Il fronte dei Five Eyes – l’alleanza di intelligence sharing di Paesi anglofoni composta da Stati Uniti, Australia, Canada, Nuova Zelanda e Regno Unito – si compatta per mettere all’angolo Huawei e la presenza di quest’ultima in una tecnologia strategica come il 5G. Dopo il “ban” dalla gara per lo sviluppo delle reti mobile di nuova generazione da parte di Washington e Canberra, e le forti titubanze di Londra, ora anche anche Wellington ha fermato il colosso cinese ritenuto dai servizi segreti di questi Paesi, assieme alla connazionale Zte, “un pericolo per la sicurezza”.

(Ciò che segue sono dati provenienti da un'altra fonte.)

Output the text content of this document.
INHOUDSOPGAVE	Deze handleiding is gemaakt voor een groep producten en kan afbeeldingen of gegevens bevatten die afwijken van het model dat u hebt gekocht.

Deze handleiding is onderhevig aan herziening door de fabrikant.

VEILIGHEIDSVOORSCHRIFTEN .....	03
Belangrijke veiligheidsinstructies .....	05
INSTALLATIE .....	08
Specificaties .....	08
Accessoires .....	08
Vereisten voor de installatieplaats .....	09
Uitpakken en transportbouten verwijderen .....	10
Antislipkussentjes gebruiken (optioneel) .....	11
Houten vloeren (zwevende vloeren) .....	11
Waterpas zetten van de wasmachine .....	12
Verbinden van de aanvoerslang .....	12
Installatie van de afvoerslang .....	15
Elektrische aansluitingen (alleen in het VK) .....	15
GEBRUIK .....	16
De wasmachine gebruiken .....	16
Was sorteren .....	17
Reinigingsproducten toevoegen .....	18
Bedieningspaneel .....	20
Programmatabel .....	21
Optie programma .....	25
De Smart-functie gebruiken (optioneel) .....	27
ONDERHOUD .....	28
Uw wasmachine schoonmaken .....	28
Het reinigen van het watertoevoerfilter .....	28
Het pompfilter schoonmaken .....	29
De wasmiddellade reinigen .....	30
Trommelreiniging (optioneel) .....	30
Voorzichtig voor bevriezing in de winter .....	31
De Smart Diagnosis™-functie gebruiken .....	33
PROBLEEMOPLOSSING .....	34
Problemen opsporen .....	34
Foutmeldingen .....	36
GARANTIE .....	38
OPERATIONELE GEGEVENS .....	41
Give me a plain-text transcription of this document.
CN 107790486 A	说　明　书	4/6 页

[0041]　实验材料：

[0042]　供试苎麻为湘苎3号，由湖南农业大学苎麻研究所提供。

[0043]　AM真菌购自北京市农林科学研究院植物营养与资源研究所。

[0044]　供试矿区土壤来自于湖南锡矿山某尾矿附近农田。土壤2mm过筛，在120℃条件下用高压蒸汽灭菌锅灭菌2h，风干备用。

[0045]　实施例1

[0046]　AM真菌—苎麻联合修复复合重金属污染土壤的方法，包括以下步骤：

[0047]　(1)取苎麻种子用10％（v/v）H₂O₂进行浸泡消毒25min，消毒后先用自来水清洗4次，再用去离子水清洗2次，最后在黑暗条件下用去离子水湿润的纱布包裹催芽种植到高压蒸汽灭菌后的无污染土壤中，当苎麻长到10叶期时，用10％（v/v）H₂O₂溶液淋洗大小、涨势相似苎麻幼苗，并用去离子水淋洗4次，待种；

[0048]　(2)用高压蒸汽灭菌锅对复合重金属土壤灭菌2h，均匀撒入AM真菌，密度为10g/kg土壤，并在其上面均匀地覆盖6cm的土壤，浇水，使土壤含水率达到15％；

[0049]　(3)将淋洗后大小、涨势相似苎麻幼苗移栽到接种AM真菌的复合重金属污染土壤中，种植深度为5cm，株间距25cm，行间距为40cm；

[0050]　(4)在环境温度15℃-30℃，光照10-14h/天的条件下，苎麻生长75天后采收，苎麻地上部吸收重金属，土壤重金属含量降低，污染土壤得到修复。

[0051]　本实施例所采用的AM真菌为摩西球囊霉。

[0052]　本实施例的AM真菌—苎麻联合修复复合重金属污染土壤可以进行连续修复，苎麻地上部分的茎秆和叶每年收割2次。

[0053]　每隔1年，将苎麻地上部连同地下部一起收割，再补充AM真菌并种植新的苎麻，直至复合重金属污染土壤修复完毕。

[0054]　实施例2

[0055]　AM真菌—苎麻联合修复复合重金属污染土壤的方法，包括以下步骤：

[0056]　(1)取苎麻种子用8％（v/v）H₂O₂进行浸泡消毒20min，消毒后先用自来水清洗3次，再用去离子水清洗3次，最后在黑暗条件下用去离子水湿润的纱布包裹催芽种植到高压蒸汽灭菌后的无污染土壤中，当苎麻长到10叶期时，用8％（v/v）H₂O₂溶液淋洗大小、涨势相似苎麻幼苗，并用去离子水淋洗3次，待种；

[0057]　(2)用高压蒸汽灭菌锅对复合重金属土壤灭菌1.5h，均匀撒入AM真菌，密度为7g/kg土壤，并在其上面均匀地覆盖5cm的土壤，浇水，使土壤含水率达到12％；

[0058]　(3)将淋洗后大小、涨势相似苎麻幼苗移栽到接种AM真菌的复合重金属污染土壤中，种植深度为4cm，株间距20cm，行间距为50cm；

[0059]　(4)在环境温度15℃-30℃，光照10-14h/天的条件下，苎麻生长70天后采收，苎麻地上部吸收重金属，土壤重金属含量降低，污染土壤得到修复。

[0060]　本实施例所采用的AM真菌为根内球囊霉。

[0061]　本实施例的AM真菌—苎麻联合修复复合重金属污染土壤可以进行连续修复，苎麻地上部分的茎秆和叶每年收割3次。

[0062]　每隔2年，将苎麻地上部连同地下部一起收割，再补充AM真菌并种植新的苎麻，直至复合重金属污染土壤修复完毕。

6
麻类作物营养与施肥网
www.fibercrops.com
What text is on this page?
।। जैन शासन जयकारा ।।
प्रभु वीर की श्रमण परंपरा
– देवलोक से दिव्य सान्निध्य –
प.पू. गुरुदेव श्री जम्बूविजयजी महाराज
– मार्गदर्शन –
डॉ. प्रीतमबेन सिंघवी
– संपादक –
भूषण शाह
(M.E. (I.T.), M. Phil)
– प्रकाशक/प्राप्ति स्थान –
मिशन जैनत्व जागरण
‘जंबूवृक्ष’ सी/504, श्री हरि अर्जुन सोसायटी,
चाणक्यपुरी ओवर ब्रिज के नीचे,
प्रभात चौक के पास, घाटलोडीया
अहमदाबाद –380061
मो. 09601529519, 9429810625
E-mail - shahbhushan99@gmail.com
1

LO STOP DELLA NUOVA ZELANDA

Con questa motivazione, anche il gruppo di isole situate in Oceania ha detto no all’uso delle apparecchiature dell’azienda di Shenzhen da parte dell’azienda di telecomunicazioni nazionale Spark, alle prese con un importante lavoro di aggiornamento ed espansione dell’infrastruttura. La decisione è stata notificata alla compagnia dall’Ufficio per la sicurezza delle comunicazioni del governo neozelandese, il Gcsb, con una nota nella quale si comunica che la telco “non potrà attuare o dare seguito alla sua proposta di utilizzare apparecchiature Ran di Huawei per la rete 5G” pianificata dal provider.

L’INCOGNITA CANADA

Unica nazione del gruppo la cui posizione appare ancora incerta è il Canada. A metà ottobre due parlamentari americani di opposti schieramenti – il democratico Mark Warner e il repubblicano Marco Rubio – sollecitarono con una lettera Justin Trudeau a non incorporare il colosso asiatico nello sviluppo della rete 5G nazionale perché una tale scelta potrebbe seriamente danneggiare il rapporto tra i due Paesi nordamericani, vicini e strettissimi partner commerciali e di sicurezza. Se, infatti, le comunicazioni tra le due nazioni passeranno su quei canali, Washington – fecero notare i due politici – potrebbe non considerarle più al riparo da orecchie e occhi indiscreti. Nonostante questa missiva, il primo ministro di Ottawa replicò tuttavia che una decisione sul dossier – tra l’altro non ancora avvenuta – sarà presa in totale autonomia.

I TIMORI USA

Ma i timori statunitensi per la sicurezza derivanti da un ruolo cinese nel 5G occidentale (una presa di posizione, spiegava su queste colonne il professor Carlo Alberto Carnevale-Maffè, dettata dal fatto che le autorità Usa hanno chiesto alle aziende di Pechino architetture verificabili, così da poter essere sottoposte allo scrutinio delle istituzioni deputate alla sicurezza, e ha bandito chi non assicurava questi requisiti) non sono relativi solo ai “5 occhi” e non si limitano al più volte denunciato “furto di segreti industriali”. La scorsa settimana fonti citate dal Wall Street Journal hanno raccontato che funzionari del governo americano avrebbero incontrato controparti e dirigenti delle aziende di telco di Paesi amici e alleati come Giappone (che secondo il quotidiano Nikkei starebbe già pensando all’esclusione dagli appalti pubblici di grandi aziende tecnologiche cinesi), Germania e anche Italia per spiegare loro quanto alto sia il pericolo dal loro punto di vista, soprattutto in nazioni, come le tre citate, che ospitano basi militari americane sul loro territorio che – al netto dell’utilizzo della rete satellitare e telefonica del dipartimento della Difesa per comunicazioni altamente sensibili – vedono transitare gran parte del loro traffico su comuni reti commerciali.